The modern approach (the hexachrome palette) also relies on six paints, but spaces them more equally around the hue circle so that their mixtures automatically produce the most saturated color in every hue:
yellow: Cadmium Yellow Pale (PY35 or PY37) or Benzimidazolone Yellow (PY151 or PY154) red orange: Pyrrol Orange (PO73) or Cadmium Scarlet (PR108) magenta: Quinacridone Magenta (PR122) or Quinacridone Rose (PV19) blue violet: Ultramarine Blue (PB29) cyan: Phthalo Turquoise (PB16) or Phthalo Cyan (PB17) green: Phthalo Green (PG7 Blue Shade or PG36 Yellow Shade) Both palettes obtain dull or darkened colors, including a "neutral" (dark gray or black), by mixing together paints or colors on opposite sides of the hue circle -- especially orange or scarlet with cyan, and carmine or magenta with green.

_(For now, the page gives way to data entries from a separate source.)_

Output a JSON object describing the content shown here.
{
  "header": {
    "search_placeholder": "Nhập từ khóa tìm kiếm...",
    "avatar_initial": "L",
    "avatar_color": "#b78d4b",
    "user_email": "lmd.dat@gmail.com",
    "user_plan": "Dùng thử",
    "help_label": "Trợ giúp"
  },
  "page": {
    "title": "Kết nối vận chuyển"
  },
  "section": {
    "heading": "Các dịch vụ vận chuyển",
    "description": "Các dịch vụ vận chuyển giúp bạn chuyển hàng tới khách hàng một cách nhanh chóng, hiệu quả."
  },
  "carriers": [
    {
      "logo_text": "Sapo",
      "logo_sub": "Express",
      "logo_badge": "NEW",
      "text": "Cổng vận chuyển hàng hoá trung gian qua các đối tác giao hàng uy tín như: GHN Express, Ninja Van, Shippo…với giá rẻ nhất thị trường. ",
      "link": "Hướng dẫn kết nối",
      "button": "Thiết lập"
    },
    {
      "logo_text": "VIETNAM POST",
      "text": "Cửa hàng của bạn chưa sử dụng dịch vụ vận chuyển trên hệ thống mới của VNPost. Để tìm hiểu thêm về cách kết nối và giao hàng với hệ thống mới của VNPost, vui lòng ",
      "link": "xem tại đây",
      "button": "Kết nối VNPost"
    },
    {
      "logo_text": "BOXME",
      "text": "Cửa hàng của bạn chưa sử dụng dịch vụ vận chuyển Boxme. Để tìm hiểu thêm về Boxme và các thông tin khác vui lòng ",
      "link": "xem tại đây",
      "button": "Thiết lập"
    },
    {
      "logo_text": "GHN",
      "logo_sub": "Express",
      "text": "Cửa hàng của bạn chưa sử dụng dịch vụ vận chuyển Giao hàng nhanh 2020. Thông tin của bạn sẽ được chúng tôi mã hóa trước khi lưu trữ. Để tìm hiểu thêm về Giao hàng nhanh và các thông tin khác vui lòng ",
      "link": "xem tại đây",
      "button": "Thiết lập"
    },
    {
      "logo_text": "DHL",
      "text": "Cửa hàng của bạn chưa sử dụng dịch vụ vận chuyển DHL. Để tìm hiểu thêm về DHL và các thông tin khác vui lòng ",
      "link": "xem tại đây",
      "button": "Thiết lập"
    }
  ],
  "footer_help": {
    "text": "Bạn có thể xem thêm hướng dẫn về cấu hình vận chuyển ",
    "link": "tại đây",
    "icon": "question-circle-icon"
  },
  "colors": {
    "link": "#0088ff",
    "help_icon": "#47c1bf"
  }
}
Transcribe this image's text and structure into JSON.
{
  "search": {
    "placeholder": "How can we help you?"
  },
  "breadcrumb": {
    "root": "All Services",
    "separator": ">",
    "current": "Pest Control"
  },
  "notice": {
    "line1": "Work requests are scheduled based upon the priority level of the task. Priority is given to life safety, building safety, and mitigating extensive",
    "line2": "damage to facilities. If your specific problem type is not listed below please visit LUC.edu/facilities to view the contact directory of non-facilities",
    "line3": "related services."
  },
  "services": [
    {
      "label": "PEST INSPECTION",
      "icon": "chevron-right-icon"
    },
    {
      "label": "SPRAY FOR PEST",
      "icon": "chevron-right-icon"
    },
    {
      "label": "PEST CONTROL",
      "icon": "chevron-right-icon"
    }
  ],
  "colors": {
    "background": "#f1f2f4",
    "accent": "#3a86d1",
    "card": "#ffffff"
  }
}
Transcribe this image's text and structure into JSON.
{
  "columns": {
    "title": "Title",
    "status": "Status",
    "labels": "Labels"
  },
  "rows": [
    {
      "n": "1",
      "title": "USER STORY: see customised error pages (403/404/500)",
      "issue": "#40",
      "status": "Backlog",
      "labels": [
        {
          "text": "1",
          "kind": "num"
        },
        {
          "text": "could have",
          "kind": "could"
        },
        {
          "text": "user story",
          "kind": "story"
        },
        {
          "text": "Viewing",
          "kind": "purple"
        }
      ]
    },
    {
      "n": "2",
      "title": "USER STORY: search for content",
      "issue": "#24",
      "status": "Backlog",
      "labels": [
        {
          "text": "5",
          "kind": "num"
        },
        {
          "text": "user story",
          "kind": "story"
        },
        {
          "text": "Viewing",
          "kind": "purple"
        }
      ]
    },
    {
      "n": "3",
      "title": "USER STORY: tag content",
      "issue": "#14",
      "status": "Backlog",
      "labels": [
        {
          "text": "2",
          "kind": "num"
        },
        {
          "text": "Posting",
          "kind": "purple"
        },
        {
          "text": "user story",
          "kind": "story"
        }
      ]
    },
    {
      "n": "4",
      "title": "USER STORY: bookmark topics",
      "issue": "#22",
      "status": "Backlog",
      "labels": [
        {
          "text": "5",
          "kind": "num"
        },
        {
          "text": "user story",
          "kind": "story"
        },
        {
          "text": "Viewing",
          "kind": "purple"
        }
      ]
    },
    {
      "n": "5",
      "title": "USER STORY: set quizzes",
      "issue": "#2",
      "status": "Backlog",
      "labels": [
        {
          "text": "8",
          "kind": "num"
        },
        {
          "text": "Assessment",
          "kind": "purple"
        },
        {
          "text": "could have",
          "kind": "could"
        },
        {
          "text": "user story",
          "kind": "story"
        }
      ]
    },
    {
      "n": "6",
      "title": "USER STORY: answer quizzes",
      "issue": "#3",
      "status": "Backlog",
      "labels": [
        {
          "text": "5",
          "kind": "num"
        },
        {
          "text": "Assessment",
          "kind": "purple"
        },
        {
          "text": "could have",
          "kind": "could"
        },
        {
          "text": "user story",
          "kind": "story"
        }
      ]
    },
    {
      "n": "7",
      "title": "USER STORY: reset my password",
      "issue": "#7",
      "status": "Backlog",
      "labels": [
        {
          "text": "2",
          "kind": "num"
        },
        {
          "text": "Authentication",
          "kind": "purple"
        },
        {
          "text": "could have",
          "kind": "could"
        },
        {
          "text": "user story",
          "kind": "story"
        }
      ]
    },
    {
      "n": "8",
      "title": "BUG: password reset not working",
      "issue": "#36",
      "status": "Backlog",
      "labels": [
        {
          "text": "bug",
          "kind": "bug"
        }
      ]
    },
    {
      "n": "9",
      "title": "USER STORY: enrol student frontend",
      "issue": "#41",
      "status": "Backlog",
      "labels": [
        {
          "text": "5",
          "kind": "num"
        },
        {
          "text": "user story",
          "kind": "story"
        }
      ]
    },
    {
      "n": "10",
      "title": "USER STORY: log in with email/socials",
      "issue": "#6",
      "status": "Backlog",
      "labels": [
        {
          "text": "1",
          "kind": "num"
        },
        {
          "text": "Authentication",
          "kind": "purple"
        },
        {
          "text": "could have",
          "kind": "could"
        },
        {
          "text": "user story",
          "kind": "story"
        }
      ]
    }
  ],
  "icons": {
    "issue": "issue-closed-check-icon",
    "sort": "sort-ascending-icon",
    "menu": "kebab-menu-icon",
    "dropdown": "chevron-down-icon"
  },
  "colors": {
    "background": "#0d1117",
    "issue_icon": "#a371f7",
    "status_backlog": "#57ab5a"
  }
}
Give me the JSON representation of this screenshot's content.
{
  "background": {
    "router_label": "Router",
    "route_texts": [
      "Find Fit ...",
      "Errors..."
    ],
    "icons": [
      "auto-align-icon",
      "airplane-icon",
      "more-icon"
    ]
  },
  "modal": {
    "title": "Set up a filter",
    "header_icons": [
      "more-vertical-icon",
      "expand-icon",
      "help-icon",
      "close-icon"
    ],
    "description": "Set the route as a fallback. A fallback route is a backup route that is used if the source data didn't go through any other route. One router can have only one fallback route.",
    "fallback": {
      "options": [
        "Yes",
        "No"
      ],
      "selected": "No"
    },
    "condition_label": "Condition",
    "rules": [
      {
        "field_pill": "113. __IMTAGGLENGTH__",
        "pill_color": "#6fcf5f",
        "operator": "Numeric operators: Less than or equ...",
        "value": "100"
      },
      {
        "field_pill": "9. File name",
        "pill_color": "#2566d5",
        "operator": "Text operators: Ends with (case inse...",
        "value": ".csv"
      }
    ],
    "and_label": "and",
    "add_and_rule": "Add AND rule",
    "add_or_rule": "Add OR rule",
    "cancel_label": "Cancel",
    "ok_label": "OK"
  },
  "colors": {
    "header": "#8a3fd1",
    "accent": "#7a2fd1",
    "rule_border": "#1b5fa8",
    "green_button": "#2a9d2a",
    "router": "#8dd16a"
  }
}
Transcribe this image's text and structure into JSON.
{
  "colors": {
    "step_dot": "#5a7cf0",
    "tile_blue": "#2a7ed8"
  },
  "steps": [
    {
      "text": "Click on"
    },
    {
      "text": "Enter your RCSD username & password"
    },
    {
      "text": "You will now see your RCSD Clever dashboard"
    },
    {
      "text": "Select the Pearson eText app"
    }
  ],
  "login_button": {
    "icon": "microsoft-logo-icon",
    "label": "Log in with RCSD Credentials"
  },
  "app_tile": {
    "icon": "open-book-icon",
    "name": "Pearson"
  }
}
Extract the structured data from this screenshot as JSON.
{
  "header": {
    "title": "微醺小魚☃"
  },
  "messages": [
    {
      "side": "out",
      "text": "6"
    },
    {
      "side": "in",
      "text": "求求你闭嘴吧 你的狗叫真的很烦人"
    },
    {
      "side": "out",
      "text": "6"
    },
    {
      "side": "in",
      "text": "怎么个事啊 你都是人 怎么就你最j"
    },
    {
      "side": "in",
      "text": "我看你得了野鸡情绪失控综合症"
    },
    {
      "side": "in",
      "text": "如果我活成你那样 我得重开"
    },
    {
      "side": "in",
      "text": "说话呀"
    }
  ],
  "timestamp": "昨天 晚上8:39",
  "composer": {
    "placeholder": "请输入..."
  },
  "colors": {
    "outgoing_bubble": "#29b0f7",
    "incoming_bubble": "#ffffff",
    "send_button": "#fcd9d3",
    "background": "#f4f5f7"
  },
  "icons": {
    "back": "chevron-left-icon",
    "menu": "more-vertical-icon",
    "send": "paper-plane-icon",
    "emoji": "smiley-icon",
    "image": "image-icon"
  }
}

As a matter of convenience, painters typically also add one or more paints made with an iron oxide pigment (the so called "earth" pigments, many of them manufactured as concrete colorants or wood stains) and sold under the names yellow ochre, raw sienna, raw umber, burnt sienna, burnt umber and/or venetian red. Exactly the same brown or ochre colors can be matched with either of the six paint palettes, but it tedious to do. As dark colors also require inconvenient mixing, most painters prefer to add a premixed dark neutral paint containing a carbon (black) pigment, usually sold under the marketing names indigo, payne's gray, neutral tint or sepia.